Lancé en 2019, le livre Idées pour retarder la fin du Monde [2] est une adaptation de deux conférences et une interview réalisées au Portugal, entre 2017 et 2019. En 2020, année d’explosion de la pandémie de Covid-19, le livre a connu un retentissement parmi les lecteurs brésiliens et est devenu une référence de l’épistémologie autochtone et, surtout, du peuple Krenak, dont Ailton est le témoin le plus important.

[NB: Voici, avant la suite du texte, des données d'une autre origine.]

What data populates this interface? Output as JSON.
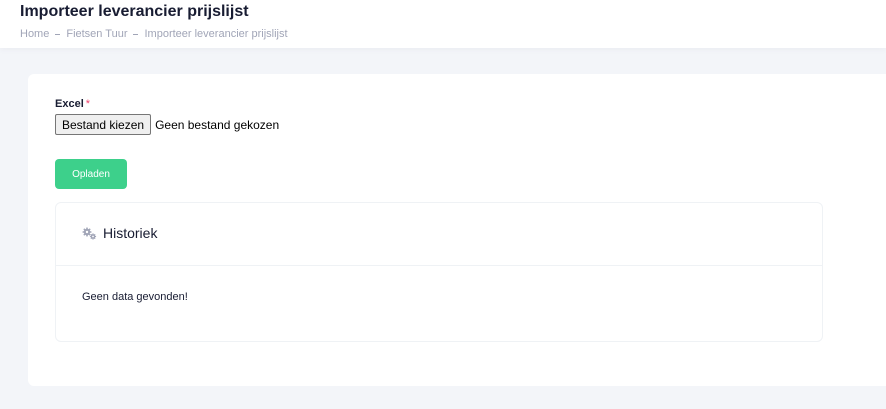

Pendant une heure et demie de conversation à laquelle il a participé virtuellement depuis la Terre Indigène (TI) Krenak, dans le Minas Gerais, Ailton a dégagé de la discussion ce que nous avons fait à la planète, et, par-dessus tout, ce que nous pouvons faire. Avec des arguments voisins de la structure des thèmes environnementaux, Ailton Krenak a incité les spectateurs portugais à penser à l’orpaillage dans le rio Madeira [3], à la responsabilité des industries quant aux déchets, au concept d’identité forestière et aussi à la cosmologie de l’origine du peuple Yanomami décrite dans le film “A Ùltima Floresta”, de Luiz BolognesiLe public se souviendra du film Ex-Pajé/ Ex-Shamman au Festival Brésil en Mouvements 2018 et au Festival de La Rochelle Cinema FEMA.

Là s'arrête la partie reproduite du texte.